Step 1: Understanding the Concept:
To form a differential equation, we differentiate the equation of the family of curves as many times as the number of arbitrary constants (here, 2: \( a \) and \( b \)) and then eliminate these constants.
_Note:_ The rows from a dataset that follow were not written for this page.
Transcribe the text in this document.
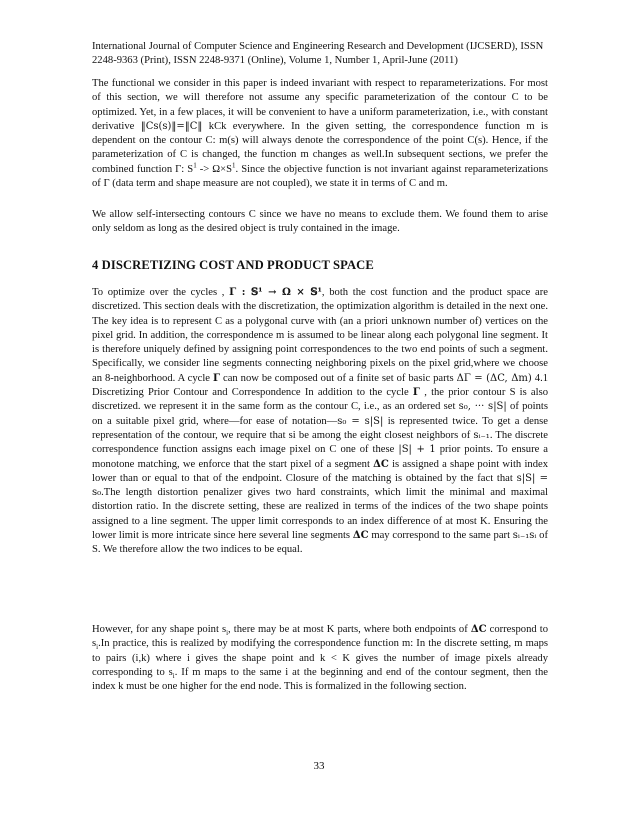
International Journal of Computer Science and Engineering Research and Development (IJCSERD), ISSN
2248-9363 (Print), ISSN 2248-9371 (Online), Volume 1, Number 1, April-June (2011)
The functional we consider in this paper is indeed invariant with respect to reparameterizations. For most of this section, we will therefore not assume any specific parameterization of the contour C to be optimized. Yet, in a few places, it will be convenient to have a uniform parameterization, i.e., with constant derivative ‖Cs(s)‖=‖C‖ kCk everywhere. In the given setting, the correspondence function m is dependent on the contour C: m(s) will always denote the correspondence of the point C(s). Hence, if the parameterization of C is changed, the function m changes as well.In subsequent sections, we prefer the combined function Γ: $S^1 -> \Omega\times S^1$. Since the objective function is not invariant against reparameterizations of Γ (data term and shape measure are not coupled), we state it in terms of C and m.
We allow self-intersecting contours C since we have no means to exclude them. We found them to arise only seldom as long as the desired object is truly contained in the image.
4 DISCRETIZING COST AND PRODUCT SPACE
To optimize over the cycles , Γ : 𝕊¹ → Ω × 𝕊¹, both the cost function and the product space are discretized. This section deals with the discretization, the optimization algorithm is detailed in the next one. The key idea is to represent C as a polygonal curve with (an a priori unknown number of) vertices on the pixel grid. In addition, the correspondence m is assumed to be linear along each polygonal line segment. It is therefore uniquely defined by assigning point correspondences to the two end points of such a segment. Specifically, we consider line segments connecting neighboring pixels on the pixel grid,where we choose an 8-neighborhood. A cycle Γ can now be composed out of a finite set of basic parts ΔΓ = (ΔC, Δm) 4.1 Discretizing Prior Contour and Correspondence In addition to the cycle Γ , the prior contour S is also discretized. we represent it in the same form as the contour C, i.e., as an ordered set s₀, ··· s|S| of points on a suitable pixel grid, where—for ease of notation—s₀ = s|S| is represented twice. To get a dense representation of the contour, we require that si be among the eight closest neighbors of sᵢ₋₁. The discrete correspondence function assigns each image pixel on C one of these |S| + 1 prior points. To ensure a monotone matching, we enforce that the start pixel of a segment ΔC is assigned a shape point with index lower than or equal to that of the endpoint. Closure of the matching is obtained by the fact that s|S| = s₀.The length distortion penalizer gives two hard constraints, which limit the minimal and maximal distortion ratio. In the discrete setting, these are realized in terms of the indices of the two shape points assigned to a line segment. The upper limit corresponds to an index difference of at most K. Ensuring the lower limit is more intricate since here several line segments ΔC may correspond to the same part sᵢ₋₁sᵢ of S. We therefore allow the two indices to be equal.
However, for any shape point $s_i$, there may be at most K parts, where both endpoints of ΔC correspond to $s_i.In$ practice, this is realized by modifying the correspondence function m: In the discrete setting, m maps to pairs (i,k) where i gives the shape point and k < K gives the number of image pixels already corresponding to $s_i$. If m maps to the same i at the beginning and end of the contour segment, then the index k must be one higher for the end node. This is formalized in the following section.
33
Step 2: Detailed Explanation:
Given: \( y = a \cos \mu x + b \sin \mu x \).
Differentiating once with respect to \( x \):
\[ \frac{dy}{dx} = -a \mu \sin \mu x + b \mu \cos \mu x \]
Differentiating again with respect to \( x \):
\[ \frac{d^{2}y}{dx^{2}} = -a \mu^{2} \cos \mu x - b \mu^{2} \sin \mu x \]
Factor out \( -\mu^{2} \):
\[ \frac{d^{2}y}{dx^{2}} = -\mu^{2} (a \cos \mu x + b \sin \mu x) \]
Substituting the original expression for \( y \):
\[ \frac{d^{2}y}{dx^{2}} = -\mu^{2} y \]
Rearranging:
\[ \frac{d^{2}y}{dx^{2}} + \mu^{2} y = 0 \]. Step 3: Final Answer:
The differential equation is \( \frac{d^{2}y}{dx^{2}} + \mu^{2} y = 0 \).